WAF++ WAF++
Back to WAF++ Homepage

WAF-REL-060 – Incident Response & Runbook Readiness

Description

All production workloads MUST have a documented Incident Response (IR) plan with severity definitions, escalation paths and on-call rotation. Runbooks MUST exist for all critical alerts and be linked directly from alert notifications. Post-incident reviews MUST be conducted for SEV1/SEV2 within 5 business days.

Rationale

Without a defined IR process, MTTR rises dramatically because on-call engineers under pressure reconstruct steps that have already been documented. Runbooks encode institutional knowledge and enable consistent incident resolution regardless of the engineer on duty. Post-mortems prevent recurrence through structured root cause analysis.

Threat Context

Risk Description

Extended MTTR

Without runbooks, engineers spend valuable minutes diagnosing instead of resolving.

Knowledge Loss

Key engineer on vacation; no backup has context knowledge for critical service.

Inconsistent Severity

Without clear criteria, SEV1 is treated as SEV3; no appropriate escalation.

Incident Recurrence

The same root cause causes a third incident; no post-mortem action items tracked.

Requirement

  • 4 severity levels (SEV1–SEV4) with objective, measurable criteria

  • On-call rotation with primary and secondary contact configured

  • Runbooks for all critical alerts; linked directly from the alert body

  • MTTR, MTTD and incident frequency tracked as metrics

  • Post-incident reviews for SEV1/SEV2 within 5 business days

  • Action items from post-mortems tracked to target date

Implementation Guidance

  1. Severity definitions: YAML document with measurable criteria (error rate %, user impact %)

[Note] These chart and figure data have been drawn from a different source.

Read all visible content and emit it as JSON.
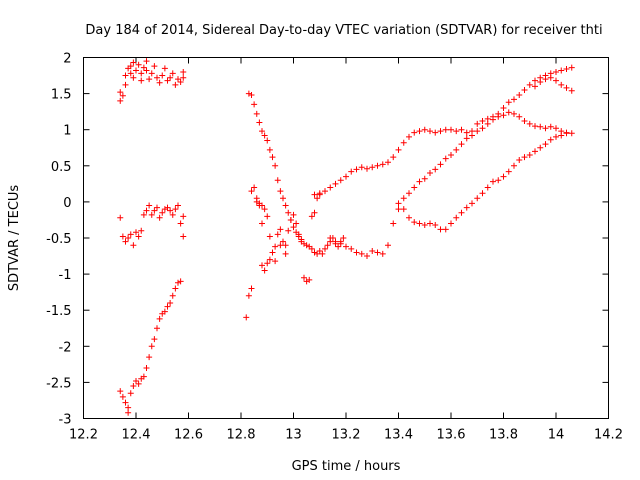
{
  "chart_data": {
    "type": "scatter",
    "title": "Day 184 of 2014, Sidereal Day-to-day VTEC variation (SDTVAR) for receiver thti",
    "xlabel": "GPS time / hours",
    "ylabel": "SDTVAR / TECUs",
    "xlim": [
      12.2,
      14.2
    ],
    "ylim": [
      -3,
      2
    ],
    "xticks": [
      "12.2",
      "12.4",
      "12.6",
      "12.8",
      "13",
      "13.2",
      "13.4",
      "13.6",
      "13.8",
      "14",
      "14.2"
    ],
    "yticks": [
      "-3",
      "-2.5",
      "-2",
      "-1.5",
      "-1",
      "-0.5",
      "0",
      "0.5",
      "1",
      "1.5",
      "2"
    ],
    "grid": false,
    "marker": "+",
    "marker_color": "#ff0000",
    "series": [
      {
        "name": "upper-left cluster",
        "points": [
          [
            12.34,
            1.4
          ],
          [
            12.34,
            1.52
          ],
          [
            12.35,
            1.47
          ],
          [
            12.36,
            1.62
          ],
          [
            12.36,
            1.75
          ],
          [
            12.37,
            1.85
          ],
          [
            12.38,
            1.78
          ],
          [
            12.38,
            1.88
          ],
          [
            12.39,
            1.93
          ],
          [
            12.39,
            1.72
          ],
          [
            12.4,
            1.82
          ],
          [
            12.41,
            1.9
          ],
          [
            12.42,
            1.68
          ],
          [
            12.42,
            1.78
          ],
          [
            12.43,
            1.86
          ],
          [
            12.44,
            1.95
          ],
          [
            12.44,
            1.82
          ],
          [
            12.45,
            1.7
          ],
          [
            12.46,
            1.78
          ],
          [
            12.47,
            1.88
          ],
          [
            12.48,
            1.72
          ],
          [
            12.49,
            1.65
          ],
          [
            12.5,
            1.75
          ],
          [
            12.51,
            1.85
          ],
          [
            12.52,
            1.68
          ],
          [
            12.53,
            1.72
          ],
          [
            12.54,
            1.78
          ],
          [
            12.55,
            1.62
          ],
          [
            12.56,
            1.7
          ],
          [
            12.57,
            1.66
          ],
          [
            12.58,
            1.72
          ],
          [
            12.58,
            1.8
          ]
        ]
      },
      {
        "name": "middle-left cluster",
        "points": [
          [
            12.34,
            -0.22
          ],
          [
            12.35,
            -0.48
          ],
          [
            12.36,
            -0.55
          ],
          [
            12.37,
            -0.5
          ],
          [
            12.38,
            -0.45
          ],
          [
            12.39,
            -0.6
          ],
          [
            12.4,
            -0.42
          ],
          [
            12.41,
            -0.48
          ],
          [
            12.42,
            -0.4
          ],
          [
            12.43,
            -0.18
          ],
          [
            12.44,
            -0.12
          ],
          [
            12.45,
            -0.05
          ],
          [
            12.46,
            -0.18
          ],
          [
            12.47,
            -0.12
          ],
          [
            12.48,
            -0.08
          ],
          [
            12.49,
            -0.22
          ],
          [
            12.5,
            -0.15
          ],
          [
            12.51,
            -0.1
          ],
          [
            12.52,
            -0.08
          ],
          [
            12.53,
            -0.12
          ],
          [
            12.54,
            -0.18
          ],
          [
            12.55,
            -0.1
          ],
          [
            12.56,
            -0.05
          ],
          [
            12.57,
            -0.3
          ],
          [
            12.58,
            -0.2
          ],
          [
            12.58,
            -0.48
          ]
        ]
      },
      {
        "name": "lower-left rising trace",
        "points": [
          [
            12.34,
            -2.62
          ],
          [
            12.35,
            -2.7
          ],
          [
            12.36,
            -2.78
          ],
          [
            12.37,
            -2.85
          ],
          [
            12.37,
            -2.92
          ],
          [
            12.38,
            -2.65
          ],
          [
            12.39,
            -2.55
          ],
          [
            12.4,
            -2.48
          ],
          [
            12.41,
            -2.52
          ],
          [
            12.42,
            -2.45
          ],
          [
            12.43,
            -2.42
          ],
          [
            12.44,
            -2.3
          ],
          [
            12.45,
            -2.15
          ],
          [
            12.46,
            -2.0
          ],
          [
            12.47,
            -1.9
          ],
          [
            12.48,
            -1.75
          ],
          [
            12.49,
            -1.62
          ],
          [
            12.5,
            -1.55
          ],
          [
            12.51,
            -1.52
          ],
          [
            12.52,
            -1.45
          ],
          [
            12.53,
            -1.4
          ],
          [
            12.54,
            -1.3
          ],
          [
            12.55,
            -1.2
          ],
          [
            12.56,
            -1.12
          ],
          [
            12.57,
            -1.1
          ]
        ]
      },
      {
        "name": "descending from 1.5",
        "points": [
          [
            12.83,
            1.5
          ],
          [
            12.84,
            1.48
          ],
          [
            12.85,
            1.35
          ],
          [
            12.86,
            1.22
          ],
          [
            12.87,
            1.1
          ],
          [
            12.88,
            0.98
          ],
          [
            12.89,
            0.92
          ],
          [
            12.9,
            0.85
          ],
          [
            12.91,
            0.72
          ],
          [
            12.92,
            0.62
          ],
          [
            12.93,
            0.5
          ],
          [
            12.94,
            0.3
          ],
          [
            12.95,
            0.15
          ],
          [
            12.96,
            0.05
          ],
          [
            12.97,
            -0.05
          ],
          [
            12.98,
            -0.15
          ],
          [
            12.99,
            -0.25
          ],
          [
            13.0,
            -0.35
          ],
          [
            13.01,
            -0.42
          ],
          [
            13.02,
            -0.48
          ],
          [
            13.03,
            -0.52
          ],
          [
            13.04,
            -0.58
          ],
          [
            13.05,
            -0.6
          ],
          [
            13.06,
            -0.62
          ],
          [
            13.07,
            -0.65
          ],
          [
            13.08,
            -0.7
          ],
          [
            13.09,
            -0.72
          ],
          [
            13.1,
            -0.68
          ],
          [
            13.11,
            -0.72
          ],
          [
            13.12,
            -0.65
          ],
          [
            13.13,
            -0.6
          ],
          [
            13.14,
            -0.55
          ],
          [
            13.15,
            -0.5
          ],
          [
            13.16,
            -0.58
          ],
          [
            13.17,
            -0.62
          ],
          [
            13.18,
            -0.55
          ],
          [
            13.19,
            -0.5
          ]
        ]
      },
      {
        "name": "central tangle",
        "points": [
          [
            12.82,
            -1.6
          ],
          [
            12.83,
            -1.3
          ],
          [
            12.84,
            -1.2
          ],
          [
            12.84,
            0.15
          ],
          [
            12.85,
            0.2
          ],
          [
            12.86,
            0.05
          ],
          [
            12.87,
            -0.05
          ],
          [
            12.88,
            -0.3
          ],
          [
            12.88,
            -0.88
          ],
          [
            12.89,
            -0.95
          ],
          [
            12.9,
            -0.85
          ],
          [
            12.91,
            -0.8
          ],
          [
            12.92,
            -0.7
          ],
          [
            12.93,
            -0.62
          ],
          [
            12.94,
            -0.45
          ],
          [
            12.95,
            -0.38
          ],
          [
            12.96,
            -0.55
          ],
          [
            12.97,
            -0.6
          ],
          [
            12.98,
            -0.4
          ],
          [
            12.99,
            -0.25
          ],
          [
            13.0,
            -0.18
          ],
          [
            13.01,
            -0.3
          ],
          [
            13.02,
            -0.45
          ],
          [
            13.03,
            -0.55
          ],
          [
            13.04,
            -1.05
          ],
          [
            13.05,
            -1.1
          ],
          [
            13.06,
            -1.08
          ],
          [
            13.07,
            -0.2
          ],
          [
            13.08,
            -0.15
          ],
          [
            13.09,
            0.05
          ],
          [
            13.1,
            0.1
          ],
          [
            12.86,
            0.0
          ],
          [
            12.87,
            -0.02
          ],
          [
            12.88,
            -0.05
          ],
          [
            12.89,
            -0.1
          ],
          [
            12.9,
            -0.2
          ],
          [
            12.91,
            -0.48
          ],
          [
            12.93,
            -0.82
          ],
          [
            12.95,
            -0.6
          ],
          [
            12.97,
            -0.72
          ]
        ]
      },
      {
        "name": "middle rising trace",
        "points": [
          [
            13.08,
            0.1
          ],
          [
            13.1,
            0.12
          ],
          [
            13.12,
            0.15
          ],
          [
            13.14,
            0.2
          ],
          [
            13.16,
            0.25
          ],
          [
            13.18,
            0.3
          ],
          [
            13.2,
            0.35
          ],
          [
            13.22,
            0.42
          ],
          [
            13.24,
            0.45
          ],
          [
            13.26,
            0.48
          ],
          [
            13.28,
            0.46
          ],
          [
            13.3,
            0.48
          ],
          [
            13.32,
            0.5
          ],
          [
            13.34,
            0.52
          ],
          [
            13.36,
            0.55
          ],
          [
            13.38,
            0.62
          ],
          [
            13.4,
            0.72
          ],
          [
            13.42,
            0.82
          ],
          [
            13.44,
            0.9
          ],
          [
            13.46,
            0.96
          ],
          [
            13.48,
            0.98
          ],
          [
            13.5,
            1.0
          ],
          [
            13.52,
            0.98
          ],
          [
            13.54,
            0.96
          ],
          [
            13.56,
            0.98
          ],
          [
            13.58,
            1.0
          ],
          [
            13.6,
            1.0
          ],
          [
            13.62,
            0.98
          ],
          [
            13.64,
            1.0
          ],
          [
            13.66,
            0.96
          ],
          [
            13.68,
            0.92
          ],
          [
            13.7,
            0.98
          ],
          [
            13.72,
            1.02
          ],
          [
            13.74,
            1.08
          ],
          [
            13.76,
            1.14
          ],
          [
            13.78,
            1.18
          ],
          [
            13.8,
            1.2
          ],
          [
            13.82,
            1.24
          ],
          [
            13.84,
            1.22
          ],
          [
            13.86,
            1.18
          ],
          [
            13.88,
            1.12
          ],
          [
            13.9,
            1.08
          ],
          [
            13.92,
            1.05
          ],
          [
            13.94,
            1.04
          ],
          [
            13.96,
            1.02
          ],
          [
            13.98,
            1.04
          ],
          [
            14.0,
            1.02
          ],
          [
            14.02,
            0.98
          ],
          [
            14.04,
            0.96
          ],
          [
            14.06,
            0.95
          ]
        ]
      },
      {
        "name": "lower rising trace",
        "points": [
          [
            13.14,
            -0.5
          ],
          [
            13.16,
            -0.55
          ],
          [
            13.18,
            -0.58
          ],
          [
            13.2,
            -0.62
          ],
          [
            13.22,
            -0.65
          ],
          [
            13.24,
            -0.7
          ],
          [
            13.26,
            -0.72
          ],
          [
            13.28,
            -0.75
          ],
          [
            13.3,
            -0.68
          ],
          [
            13.32,
            -0.7
          ],
          [
            13.34,
            -0.72
          ],
          [
            13.36,
            -0.6
          ],
          [
            13.38,
            -0.3
          ],
          [
            13.4,
            -0.1
          ],
          [
            13.42,
            0.05
          ],
          [
            13.44,
            0.12
          ],
          [
            13.46,
            0.2
          ],
          [
            13.48,
            0.28
          ],
          [
            13.5,
            0.32
          ],
          [
            13.52,
            0.4
          ],
          [
            13.54,
            0.45
          ],
          [
            13.56,
            0.52
          ],
          [
            13.58,
            0.6
          ],
          [
            13.6,
            0.65
          ],
          [
            13.62,
            0.72
          ],
          [
            13.64,
            0.8
          ],
          [
            13.66,
            0.88
          ],
          [
            13.68,
            0.98
          ],
          [
            13.7,
            1.08
          ],
          [
            13.72,
            1.12
          ],
          [
            13.74,
            1.15
          ],
          [
            13.76,
            1.18
          ],
          [
            13.78,
            1.22
          ],
          [
            13.8,
            1.3
          ],
          [
            13.82,
            1.38
          ],
          [
            13.84,
            1.42
          ],
          [
            13.86,
            1.48
          ],
          [
            13.88,
            1.55
          ],
          [
            13.9,
            1.62
          ],
          [
            13.92,
            1.68
          ],
          [
            13.94,
            1.72
          ],
          [
            13.96,
            1.75
          ],
          [
            13.98,
            1.78
          ],
          [
            14.0,
            1.8
          ],
          [
            14.02,
            1.82
          ],
          [
            14.04,
            1.84
          ],
          [
            14.06,
            1.86
          ]
        ]
      },
      {
        "name": "bottom rising trace",
        "points": [
          [
            13.4,
            -0.02
          ],
          [
            13.42,
            -0.1
          ],
          [
            13.44,
            -0.22
          ],
          [
            13.46,
            -0.28
          ],
          [
            13.48,
            -0.3
          ],
          [
            13.5,
            -0.32
          ],
          [
            13.52,
            -0.3
          ],
          [
            13.54,
            -0.32
          ],
          [
            13.56,
            -0.38
          ],
          [
            13.58,
            -0.38
          ],
          [
            13.6,
            -0.3
          ],
          [
            13.62,
            -0.22
          ],
          [
            13.64,
            -0.15
          ],
          [
            13.66,
            -0.08
          ],
          [
            13.68,
            -0.02
          ],
          [
            13.7,
            0.05
          ],
          [
            13.72,
            0.12
          ],
          [
            13.74,
            0.2
          ],
          [
            13.76,
            0.28
          ],
          [
            13.78,
            0.3
          ],
          [
            13.8,
            0.35
          ],
          [
            13.82,
            0.42
          ],
          [
            13.84,
            0.5
          ],
          [
            13.86,
            0.58
          ],
          [
            13.88,
            0.62
          ],
          [
            13.9,
            0.65
          ],
          [
            13.92,
            0.7
          ],
          [
            13.94,
            0.75
          ],
          [
            13.96,
            0.8
          ],
          [
            13.98,
            0.86
          ],
          [
            14.0,
            0.9
          ],
          [
            14.02,
            0.92
          ],
          [
            14.04,
            0.95
          ]
        ]
      },
      {
        "name": "descending right trace",
        "points": [
          [
            13.92,
            1.6
          ],
          [
            13.94,
            1.66
          ],
          [
            13.96,
            1.7
          ],
          [
            13.98,
            1.72
          ],
          [
            14.0,
            1.68
          ],
          [
            14.02,
            1.62
          ],
          [
            14.04,
            1.58
          ],
          [
            14.06,
            1.54
          ]
        ]
      }
    ]
  }
}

  2. Set up on-call: PagerDuty/OpsGenie with primary and secondary rotation

  3. Top-5 runbooks: Write runbook for the top 5 alerts per service

  4. Alert description: alarm_description contains runbook URL and severity

  5. MTTR dashboard: Make incident metrics visible in Grafana or native tool

  6. Post-mortem culture: Introduce blameless post-mortem template; mandatory for SEV1/SEV2

Maturity Levels

Level Name Criteria

1

Ad-hoc

No defined process; incidents handled by whoever is available.

2

Process Documented

Severity and escalation defined; on-call configured; basic runbooks available.

3

Runbooks Linked, MTTR Tracked

All critical alerts with runbook link; MTTR reviewed monthly; post-mortems for SEV1/SEV2.

4

Automated Triage

Automated diagnostic data on alert; runbook steps partially automated.

5

Self-Healing

AIOps incident correlation; MTTR < 5 minutes for known error classes.

Terraform Checks

waf-rel-060.tf.aws.sns-topic-alarm-action

Checks: CloudWatch alarms have alarm_actions and ok_actions for on-call notification.

Compliant Non-Compliant
resource "aws_cloudwatch_metric_alarm"
    "api_errors" {
  alarm_name = "payment-api-errors"
  # ... metric config ...
  alarm_actions =
    [aws_sns_topic.oncall.arn]
  ok_actions =
    [aws_sns_topic.oncall.arn]
  alarm_description = jsonencode({
    runbook = "https://wiki/rb/payment"
    severity = "SEV2"
  })
}
resource "aws_cloudwatch_metric_alarm"
    "api_errors" {
  alarm_name = "payment-api-errors"
  # ... metric config ...
  # No alarm_actions –
  # alert fires silently
  # WAF-REL-060 Violation
}

Remediation: Point alarm_actions and ok_actions to the SNS topic. Populate alarm_description with runbook URL and severity classification.

Evidence

Type Required Description

Governance

✅ Required

Incident response plan with severity, escalation paths and on-call structure.

Process

✅ Required

Post-incident review records for all SEV1/SEV2 incidents in the last 12 months.

Config

Optional

On-call schedule in PagerDuty/OpsGenie with current rotation.

Governance

Optional

Runbook catalog with links to all critical alert runbooks.